In most countries, the financial industry is more regulated and supervised than other industries. On systemic and consumer protection grounds alone, it is almost universally accepted that this should be so, and South Africa is no exception. Currently, the South African regulatory environment is in flux, and a lot of new regulations are being put in place; many of which are directed towards treating customers fairly and ensuring fair remuneration for financial advisors and planners. The current financial environment has too many risks that impact customers, overall sustainability and effective supervision. Below are some of the issues facing the financial industry as outlined by the Financial Services Board (FSB):
1. Risks to fair customer outcomes:
• Inherent conflicts of interest in commission and / or fees from product provider
• Accountability for quality of advice and customer outcomes not always clear
2. Risks to intermediary sustainability:
• Financial advisors not always properly remunerated for advice
• Value of financial advisor’s services not properly recognised
• Up-front commission not a sustainable business model
• Inappropriate incentive structures expose intermediaries to regulatory risk
3. Risks to effective supervision:
• Imbalances in product supplier and intermediary responsibilities.

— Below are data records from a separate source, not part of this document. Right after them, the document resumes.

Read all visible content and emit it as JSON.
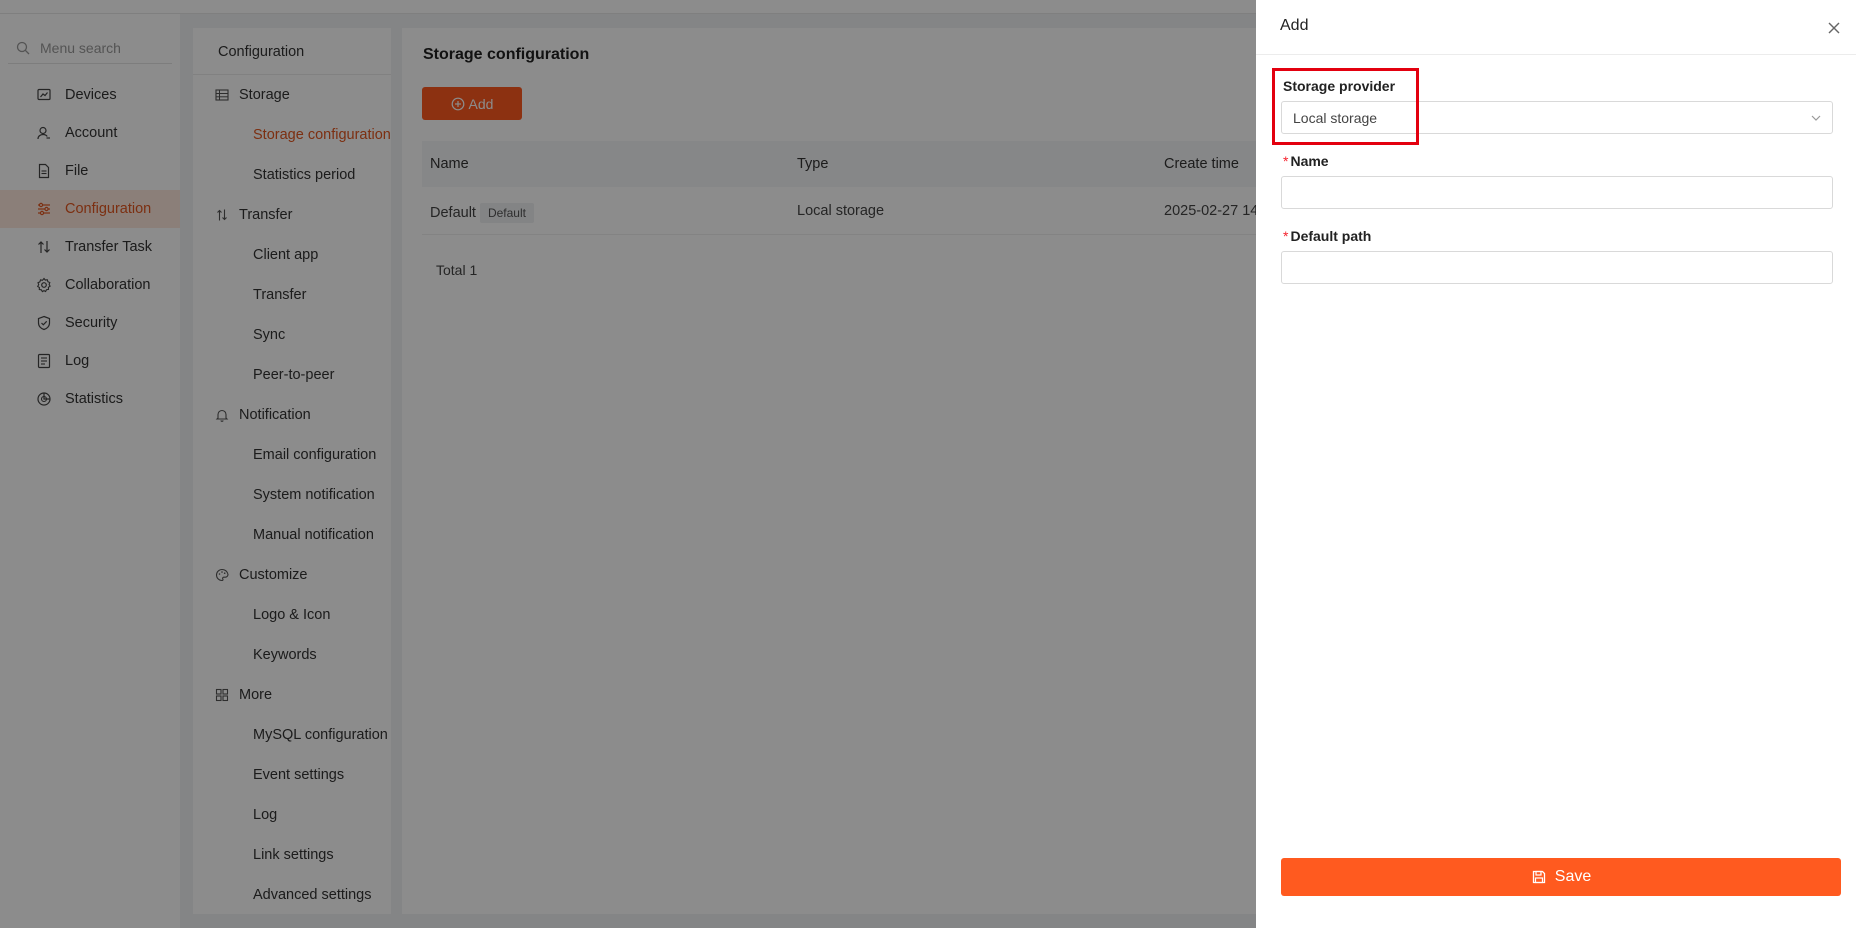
{
  "sidebar": {
    "search_placeholder": "Menu search",
    "items": [
      {
        "label": "Devices"
      },
      {
        "label": "Account"
      },
      {
        "label": "File"
      },
      {
        "label": "Configuration"
      },
      {
        "label": "Transfer Task"
      },
      {
        "label": "Collaboration"
      },
      {
        "label": "Security"
      },
      {
        "label": "Log"
      },
      {
        "label": "Statistics"
      }
    ],
    "active_item": "Configuration"
  },
  "config_menu": {
    "title": "Configuration",
    "groups": [
      {
        "label": "Storage",
        "icon": "table-icon",
        "items": [
          "Storage configuration",
          "Statistics period"
        ]
      },
      {
        "label": "Transfer",
        "icon": "transfer-icon",
        "items": [
          "Client app",
          "Transfer",
          "Sync",
          "Peer-to-peer"
        ]
      },
      {
        "label": "Notification",
        "icon": "bell-icon",
        "items": [
          "Email configuration",
          "System notification",
          "Manual notification"
        ]
      },
      {
        "label": "Customize",
        "icon": "palette-icon",
        "items": [
          "Logo & Icon",
          "Keywords"
        ]
      },
      {
        "label": "More",
        "icon": "grid-icon",
        "items": [
          "MySQL configuration",
          "Event settings",
          "Log",
          "Link settings",
          "Advanced settings"
        ]
      }
    ],
    "active_item": "Storage configuration"
  },
  "main": {
    "title": "Storage configuration",
    "add_label": "Add",
    "columns": [
      "Name",
      "Type",
      "Create time"
    ],
    "rows": [
      {
        "name": "Default",
        "tag": "Default",
        "type": "Local storage",
        "create_time": "2025-02-27 14:"
      }
    ],
    "total": "Total 1"
  },
  "drawer": {
    "title": "Add",
    "storage_provider_label": "Storage provider",
    "storage_provider_value": "Local storage",
    "name_label": "Name",
    "name_value": "",
    "default_path_label": "Default path",
    "default_path_value": "",
    "required_mark": "*",
    "save_label": "Save"
  },
  "colors": {
    "accent": "#ff5a1f",
    "active_text": "#e2561f",
    "active_bg": "#fde7dd",
    "highlight_box": "#e3000f"
  }
}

To address these issues, several legislations have been proposed by the FSB, one being the Retail Distribution Review (RDR), which was published in November 2014. The FSB published the RDR document against the background of the Treating Customers Fairly approach to regulating conduct of business in financial services, the document proposed reforms to the regulatory framework for distributing financial products to customers. As with any change in legislation, financial services providers will have to adapt to and change ways in which they do business to comply with new requirements. The RDR put forward a total of 55 specific regulatory proposals, to be implemented in phases, under three main headings: services provided by intermediaries, product supplier and intermediary relationships, and remuneration.
Discussing the evolution of financial planning, Foster touched on the different models that each evolution followed and highlighted the issues that arose from each one. For instance, brokers sell products and solutions offered by other suppliers, giving their advice away for free; leaving them with no business value. The investment advisor is still selling other firms’ investments, dealing with price pressures from the new Robo advice systems. Pass this stage, it doesn’t look too bad. Next is the financial planner who has a product (financial plan) and receives rewards in the form of recurring fees, but it is still expensive to deliver and the process takes far too long.

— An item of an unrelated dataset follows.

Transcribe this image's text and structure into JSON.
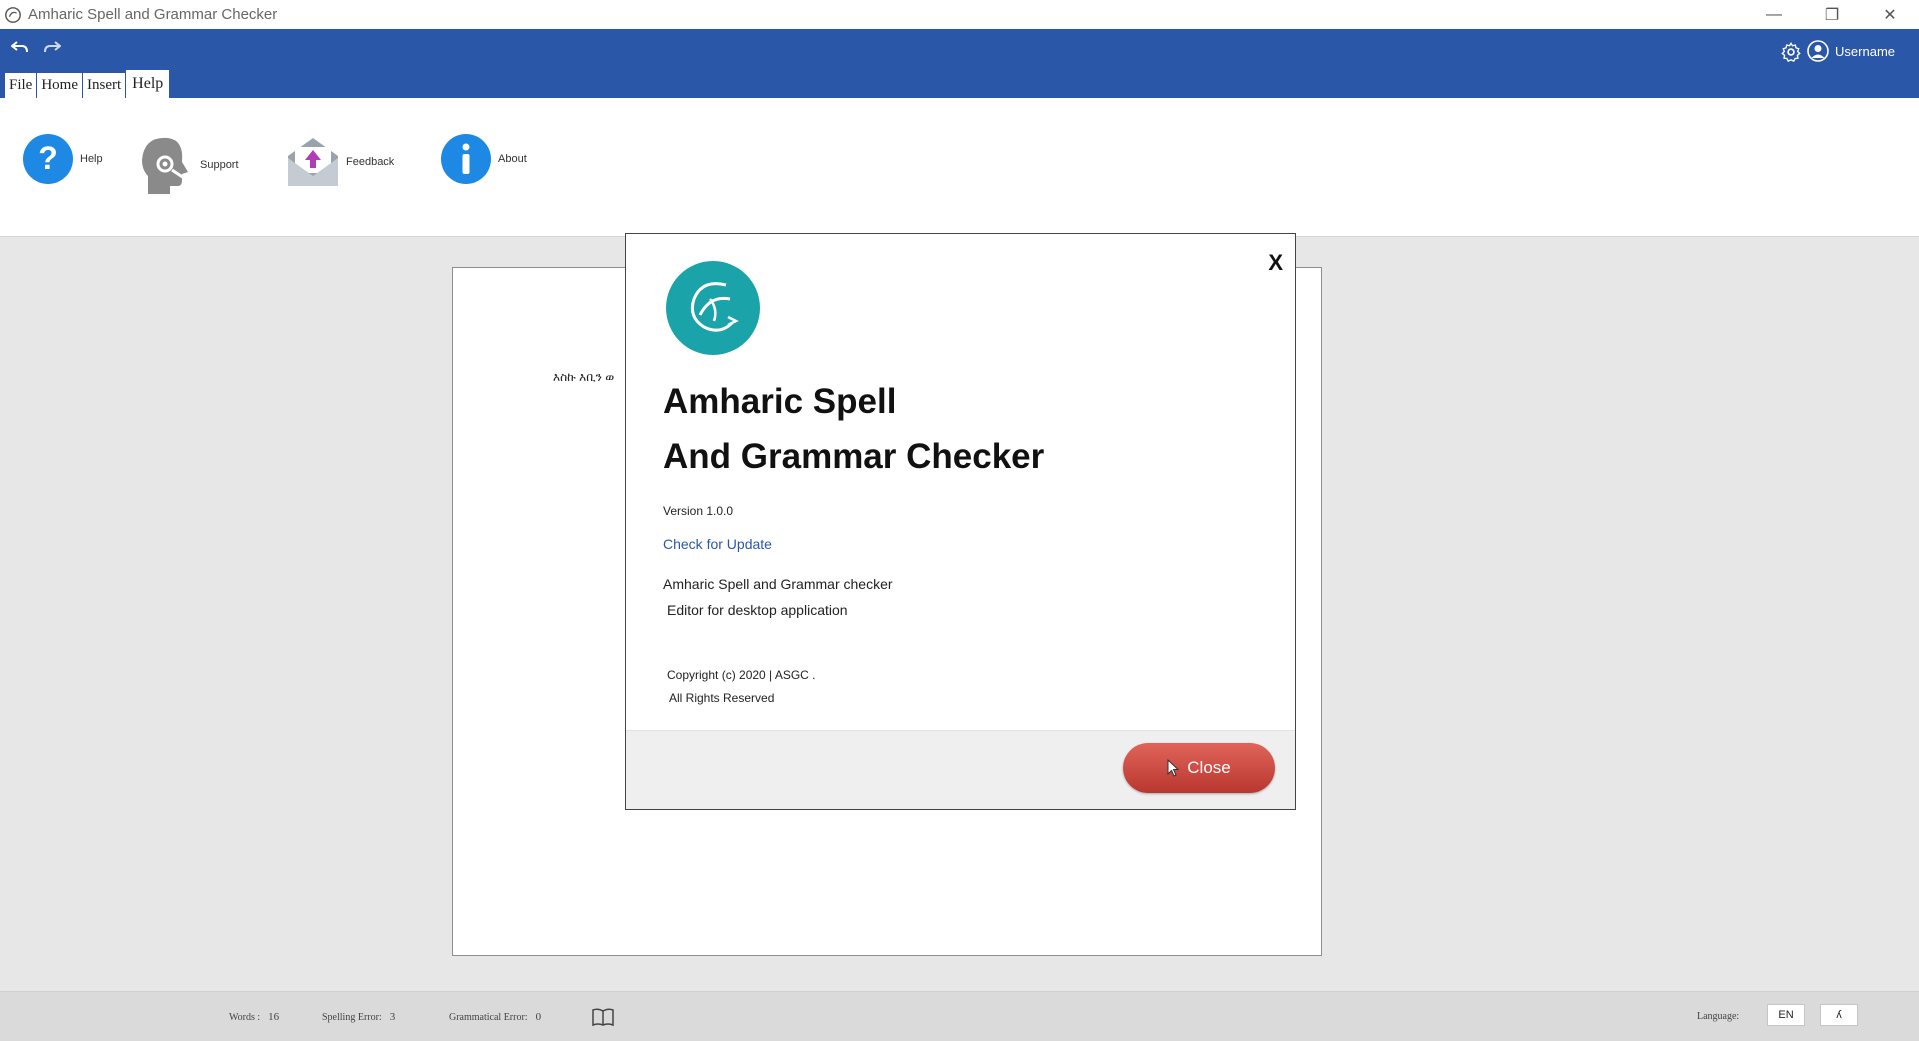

Evolving from the financial planner is the lifestyle financial planner who gives advice and separately acts as an intermediary. The issue here is that this requires a 180 degree thinking, re-training and acceptance of more intimate conversations. But how do we persuade clients to pay for advice? Can this new business model be profitable? Yes, says Foster. Listening attentively, the crowd of financial advisors and planners learned Foster’s six steps to creating a successful business post-RDR:
1. Profile – The first step is profiling your clients. Many firms do not realise that over 80 percent of their profit is generated by only 30 percent of their client base. It is then easy to see that servicing all clients the same way will not work.

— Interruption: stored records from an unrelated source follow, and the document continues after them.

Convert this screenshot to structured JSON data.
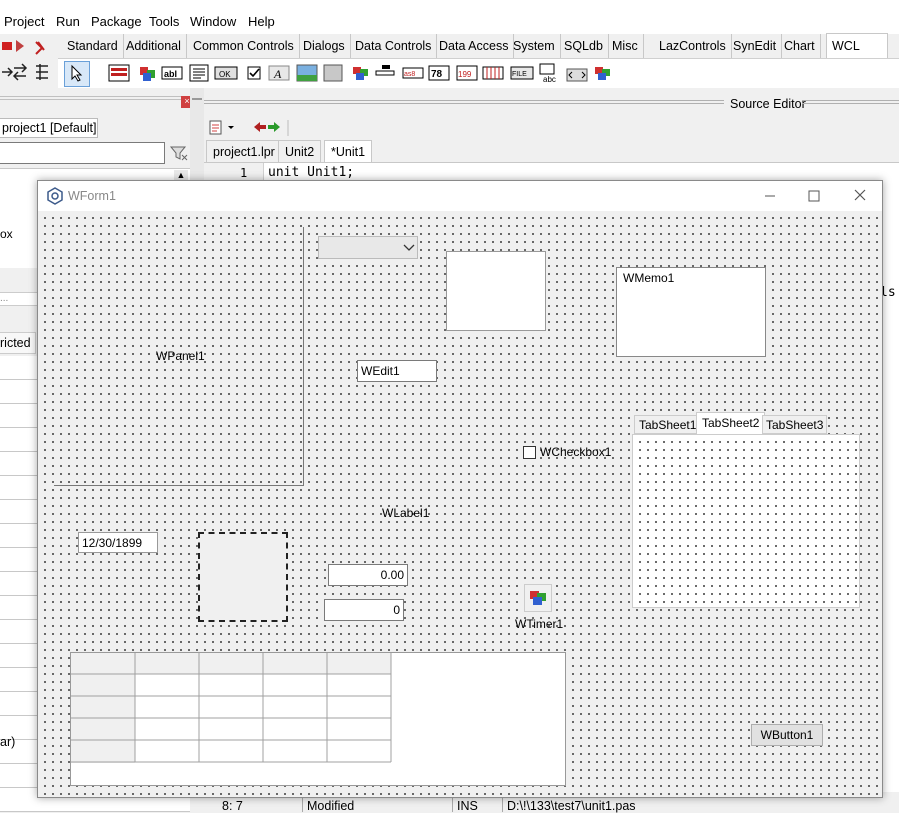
{
  "menu": [
    "Project",
    "Run",
    "Package",
    "Tools",
    "Window",
    "Help"
  ],
  "palette": {
    "tabs": [
      "Standard",
      "Additional",
      "Common Controls",
      "Dialogs",
      "Data Controls",
      "Data Access",
      "System",
      "SQLdb",
      "Misc",
      "LazControls",
      "SynEdit",
      "Chart",
      "WCL"
    ],
    "active_tab": "WCL",
    "icon_labels": [
      "OK",
      "abI",
      "FILE"
    ]
  },
  "left_panel": {
    "project_label": "project1 [Default]",
    "fragment_ox": "ox",
    "fragment_ricted": "ricted",
    "fragment_ar": "ar)",
    "fragment_dots": "..."
  },
  "source_editor": {
    "title": "Source Editor",
    "tabs": [
      "project1.lpr",
      "Unit2",
      "*Unit1"
    ],
    "active_tab": "*Unit1",
    "line_number": "1",
    "code_line": "unit Unit1;",
    "right_fragment": "ls"
  },
  "status": {
    "position": "8: 7",
    "modified": "Modified",
    "mode": "INS",
    "path": "D:\\!\\133\\test7\\unit1.pas"
  },
  "form": {
    "title": "WForm1",
    "panel_caption": "WPanel1",
    "edit_text": "WEdit1",
    "memo_text": "WMemo1",
    "checkbox_label": "WCheckbox1",
    "label_text": "WLabel1",
    "date_text": "12/30/1899",
    "float_text": "0.00",
    "int_text": "0",
    "timer_label": "WTimer1",
    "button_label": "WButton1",
    "tabs": [
      "TabSheet1",
      "TabSheet2",
      "TabSheet3"
    ],
    "active_tab": "TabSheet2"
  }
}
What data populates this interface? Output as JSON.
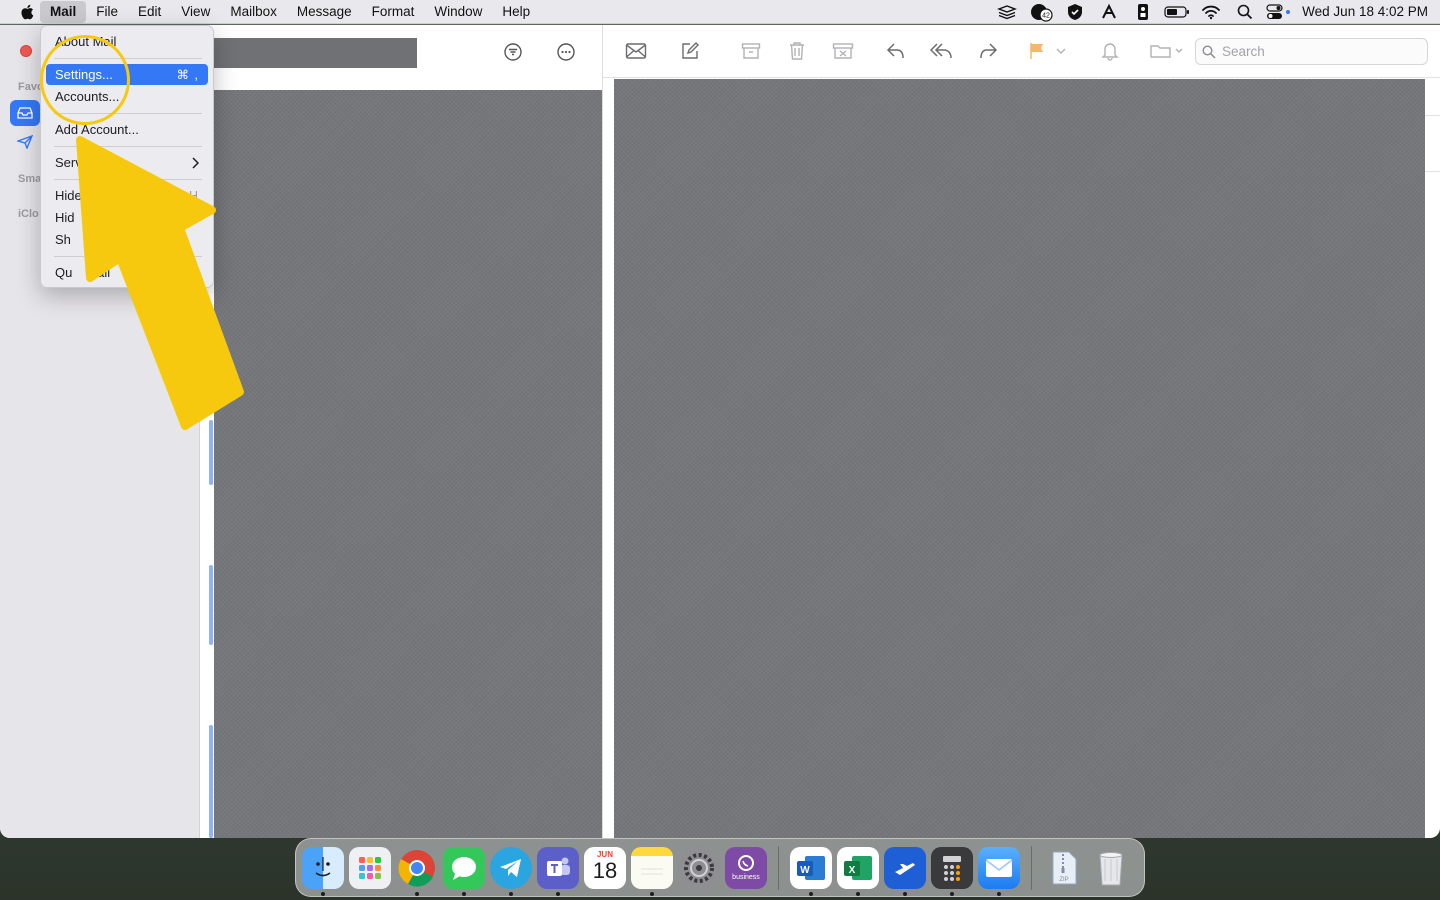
{
  "menubar": {
    "items": [
      "Mail",
      "File",
      "Edit",
      "View",
      "Mailbox",
      "Message",
      "Format",
      "Window",
      "Help"
    ],
    "clock": "Wed Jun 18  4:02 PM",
    "status_icons": [
      "layers-icon",
      "notification-badge-icon",
      "shield-icon",
      "creative-cloud-icon",
      "tag-icon",
      "battery-icon",
      "wifi-icon",
      "search-icon",
      "control-center-icon"
    ],
    "badge": "42"
  },
  "sidebar": {
    "sections": [
      "Favo",
      "Sma",
      "iClo"
    ]
  },
  "app_menu": {
    "items": [
      {
        "label": "About Mail",
        "shortcut": ""
      },
      {
        "label": "Settings...",
        "shortcut": "⌘ ,"
      },
      {
        "label": "Accounts...",
        "shortcut": ""
      },
      {
        "label": "Add Account...",
        "shortcut": ""
      },
      {
        "label": "Servic",
        "shortcut": ""
      },
      {
        "label": "Hide",
        "shortcut": "H"
      },
      {
        "label": "Hid",
        "shortcut": ""
      },
      {
        "label": "Sh",
        "shortcut": ""
      },
      {
        "label": "Qu",
        "shortcut": ""
      },
      {
        "label": "Mail",
        "shortcut": "Q"
      }
    ]
  },
  "toolbar": {
    "search_placeholder": "Search"
  },
  "dock": {
    "apps": [
      "Finder",
      "Launchpad",
      "Chrome",
      "Messages",
      "Telegram",
      "Teams",
      "Calendar",
      "Notes",
      "System Settings",
      "Viber",
      "Word",
      "Excel",
      "Dispatch",
      "Calculator",
      "Mail",
      "Archive",
      "Trash"
    ],
    "calendar_month": "JUN",
    "calendar_day": "18",
    "viber_caption": "business",
    "archive_caption": "ZIP"
  },
  "colors": {
    "accent": "#3478f6",
    "annotation": "#f6c90e",
    "redaction": "#76777b"
  }
}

2. Promise – 70 percent of companies don’t have a written proposition that they give to clients. If you don’t know what your clients find valuable, then how do you know that you may be doing too much or too little?
3. Pricing – 80 percent of companies don’t know how much it costs to deliver their service. Pricing is incredibly important when setting up your practice, evaluating costs of service is directly linked to the value that clients place on your service.
4. Pitch – How you pitch yourself to potential clients is imperative. A vast number of planners and advisors don’t know their position and cannot define what they do. What you need to define is who you want as clients, what sort of business or product you provide, what value this will give your clients, and what the cost for that value is.
5. Partnerships - You need to understand that your clients and their money have a long journey ahead of them, and you need to be there for them, as a partner.
6. Profitability – The first question you need to ask is, what is your product? If you don’t know your product, then what are you charging for? Again, it is important to understand the perceived value of your product or service.
“For financial advisors, RDR is a business model problem, not a regulation problem. Once you know and understand the intricacies of the new regulations, you will be able to establish a successful business post RDR, keeping in mind that the FSB will be available for advice and guidance to ensure that financial advisors and planners are able to remain successful in their businesses,” concluded Foster.